I’ve used Kodi for a long time so that I can get my high bit rate 4K HDR films off a dedicated file server. It actually works great for really full quality home movies and things when you don’t want compression artifacts. The truth is that most 4K we watch on steaming is low bit rate.
Sometimes you can really see this is dark settings and there is banding of colors. But with a 50GB two hour movie in full HDR and DTS on a LG OLED screen with a 5.4.1 sound system. Well it can really change your view.
But one problem is that when I use Kodi it really doesn’t like user names and passwords. If you allow guest access things are great. Synology and Apple MacOS so Bonjour advertisements aka zeroconf aka a ahi and when you go to Settings > Files you will see those servers in the zeroconf entry.

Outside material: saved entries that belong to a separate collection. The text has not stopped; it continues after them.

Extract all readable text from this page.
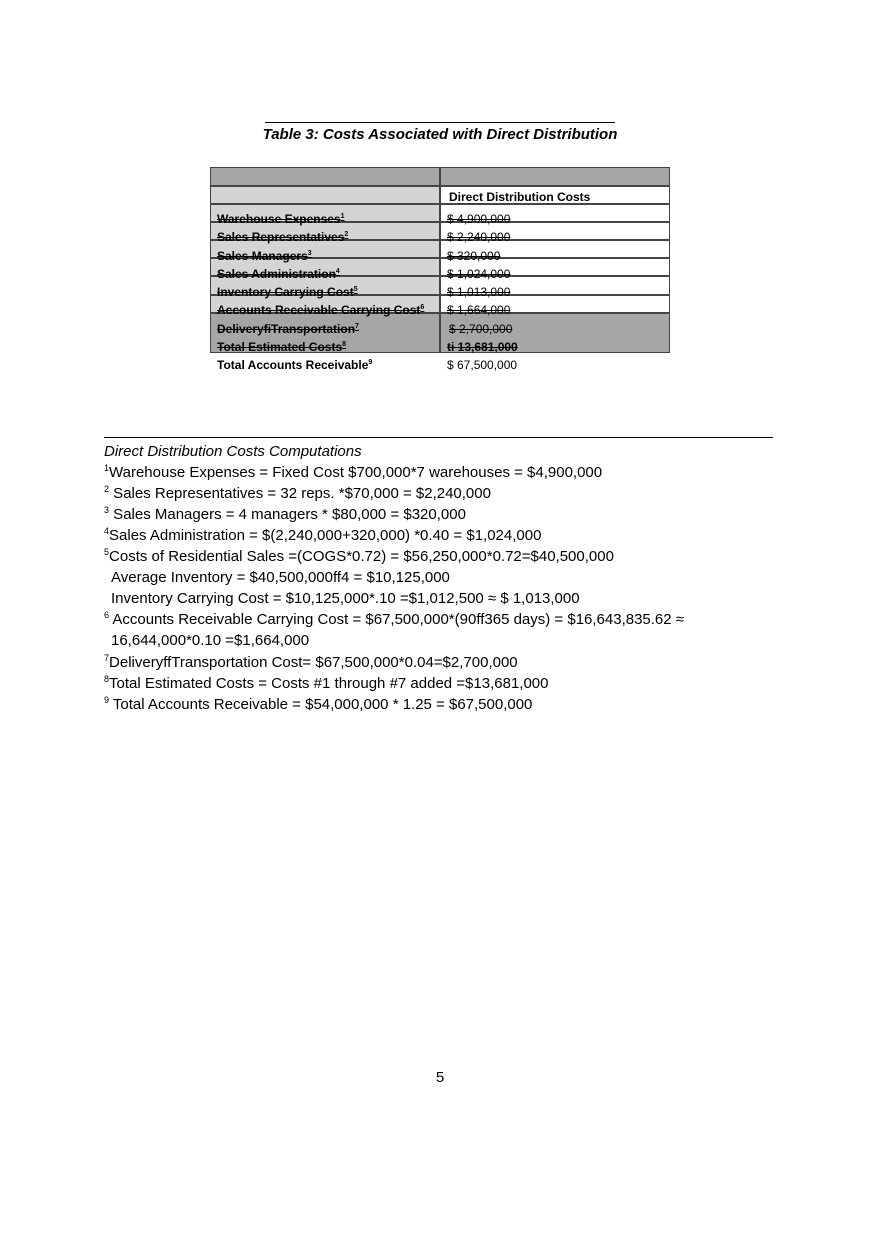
Table 3: Costs Associated with Direct Distribution
Direct Distribution Costs
Warehouse Expenses$^1$	$ 4,900,000
Sales Representatives$^2$	$ 2,240,000
Sales Managers$^3$	$ 320,000
Sales Administration$^4$	$ 1,024,000
Inventory Carrying Cost$^5$	$ 1,013,000
Accounts Receivable Carrying Cost$^6$ $ 1,664,000
DeliveryfiTransportation$^7$	$ 2,700,000
Total Estimated Costs$^8$	ti 13,681,000
Total Accounts Receivable$^9$	$ 67,500,000
Direct Distribution Costs Computations
$^1$Warehouse Expenses = Fixed Cost $700,000*7 warehouses = $4,900,000
$^2$ Sales Representatives = 32 reps. *$70,000 = $2,240,000
$^3$ Sales Managers = 4 managers * $80,000 = $320,000
$^4$Sales Administration = $(2,240,000+320,000) *0.40 = $1,024,000
$^5$Costs of Residential Sales =(COGS*0.72) = $56,250,000*0.72=$40,500,000
Average Inventory = $40,500,000ff4 = $10,125,000
Inventory Carrying Cost = $10,125,000*.10 =$1,012,500 ≈ $ 1,013,000
$^6$ Accounts Receivable Carrying Cost = $67,500,000*(90ff365 days) = $16,643,835.62 ≈
16,644,000*0.10 =$1,664,000
$^7$DeliveryffTransportation Cost= $67,500,000*0.04=$2,700,000
$^8$Total Estimated Costs = Costs #1 through #7 added =$13,681,000
$^9$ Total Accounts Receivable = $54,000,000 * 1.25 = $67,500,000
5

But I really don’t like leaving open shares even on a home network. Even if it’s set to read only. But if you close up guest access. In a synology this is in the control panel/user. You disable guest access then suddenly all browsing fails to Synology servers over SMB
It turns out that Synology disables SMB v1 because it is insecure and this means you can’t browse shares unless they allow guest (aka no password access). You can actually go to setting/services/SMB client to change the min client to v2
Instead you have to manually add a files entry by going to settings / files / add new source. Then you type in the server IP address. Note that zeroconf doesn’t work here. If you try to browse you won’t see servers so you need the IP address. If you have a Ubiquiti router then you are in luck. It adds to the DNS automatically the host name in the domain .localdomain. This isn’t the same as the special Bonjour domain in .local.
So you enter the server name and a share there and this is how passwords get matched. Note that apparently the password is saved in clear text as a password.xml in Kodi so make sure the user is read only!